Pierre Demolon : La zone où nous avons fouillé et où nous fouillons, et qui est relativement pertinente historiquement, est l’Ostrevent, le Pagus Austrebantum, entre Scarpe et Escaut. Nous sommes limités dans l’approche des échelles parce que nous ne fouillons malheureusement pas forcément là où il faudrait fouiller, ce sont des opérations de sauvetage dictées par la localisation des aménagements, les fouilles programmées ont été exceptionnelles, au nombre de deux. Il y a des villages où on ne va pratiquement pas parce qu’il n’y a pas plus d’un chantier individuel tous les cinq ans … Et depuis 2003, les opérations de fouilles sont soumises aux règles de mise en concurrence.
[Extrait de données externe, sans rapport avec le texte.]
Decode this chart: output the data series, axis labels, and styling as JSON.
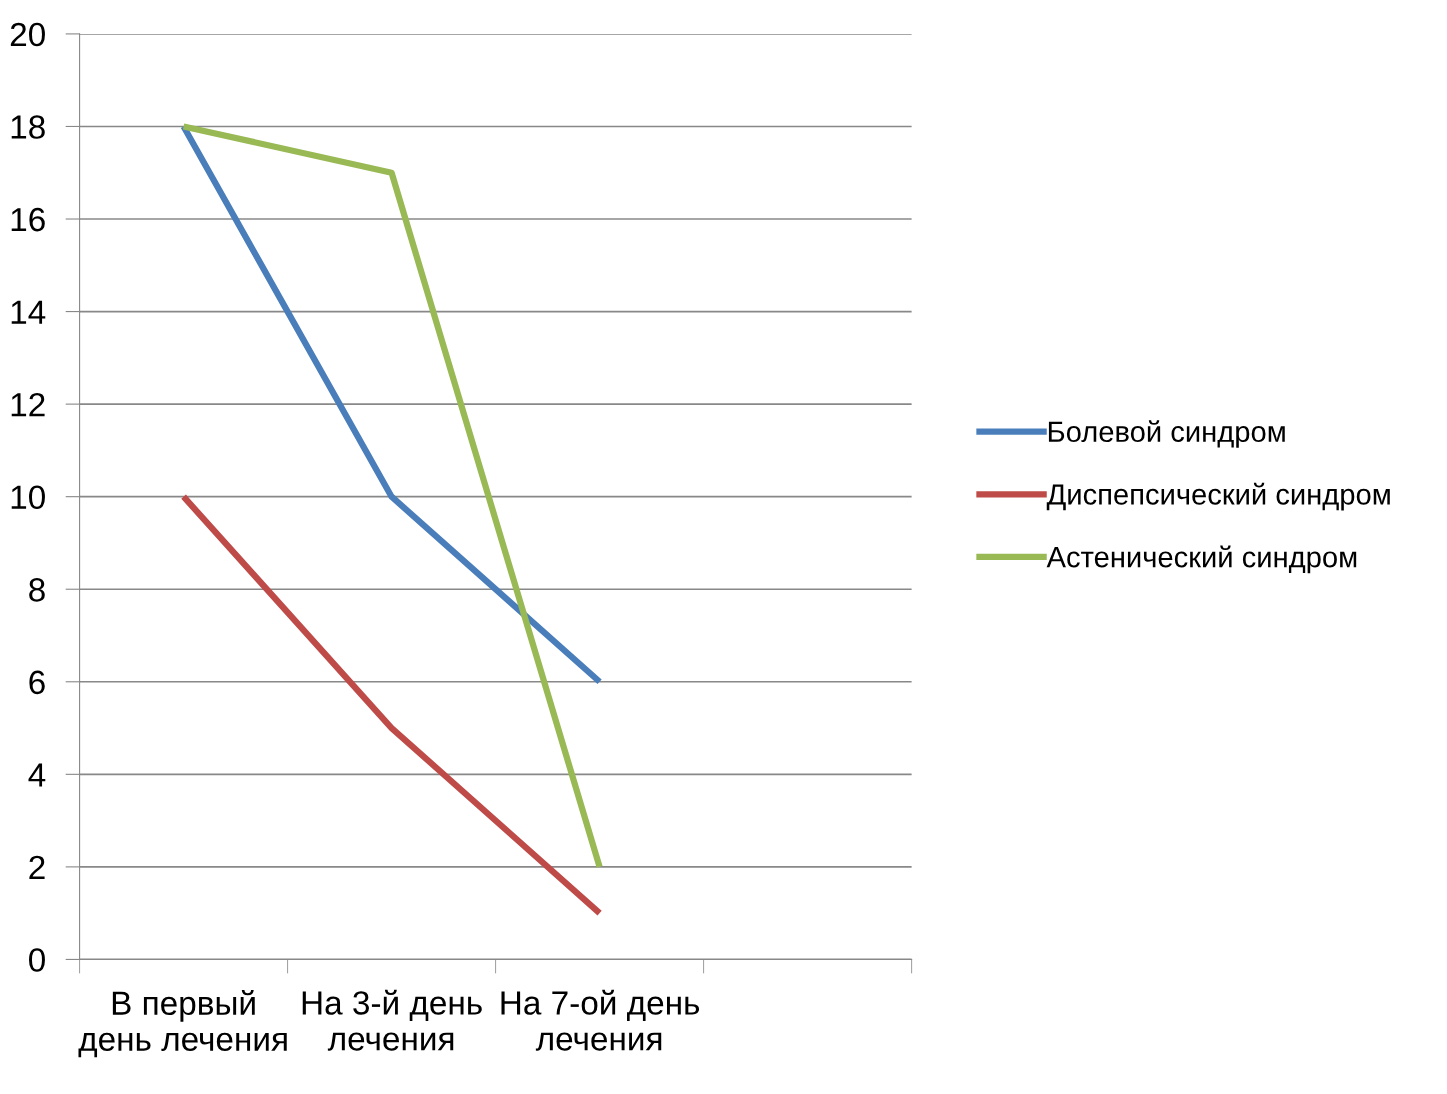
{
  "chart_data": {
    "type": "line",
    "categories": [
      "В первый\nдень лечения",
      "На 3-й день\nлечения",
      "На 7-ой день\nлечения",
      null
    ],
    "series": [
      {
        "name": "Болевой синдром",
        "color": "#4a7ebb",
        "values": [
          18,
          10,
          6,
          null
        ]
      },
      {
        "name": "Диспепсический синдром",
        "color": "#be4b48",
        "values": [
          10,
          5,
          1,
          null
        ]
      },
      {
        "name": "Астенический синдром",
        "color": "#98b954",
        "values": [
          18,
          17,
          2,
          null
        ]
      }
    ],
    "ylim": [
      0,
      20
    ],
    "yticks": [
      0,
      2,
      4,
      6,
      8,
      10,
      12,
      14,
      16,
      18,
      20
    ],
    "grid": "y",
    "legend": "right",
    "marker": "none",
    "line_style": "solid"
  }
}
Par exemple, nous n’avons pas remporté le marché pour les fouilles à Courcelles Les Lens, où j’ai fouillé il y a trente ans. Mais notre agrément est national, de sorte que nous ne sommes pas limités au périmètre de la Communauté d’agglomération.
Le musée présente un choix d’objet organisé par séquences chronologiques, je crois important de transmettre la structure chronologique, et, au long de la chronologie, l’évolution des conditions matérielles de nos ancêtres. Le public a une réelle difficulté pour se situer dans l’histoire. Nous présentons des objets matériels mais aussi des concepts et des évolutions comme par exemple la mise en place du territoire et des paysages.
Certains sites permettent de donner une vue plus large de l’évolution du territoire, comme la genèse urbaine à Douai, la mise en place d’un parcellaire agricole à Brebières. L’un des avantages de l’archéologie préventive est qu’elle permet parfois de travailler sur de grandes surfaces et pas seulement sur la petite maison, et donc sur des tranches chronologiques étendues, parfois de la proto-histoire à l’antiquité ou au haut moyen âge sur le même site. À Lauwin Planque, la fouille couvrait 110 hectares.

Hugues Van Besien : Pouvez-vous revenir sur quelques chantiers particulièrement importants qui trouvent leur place dans les collections du musée ?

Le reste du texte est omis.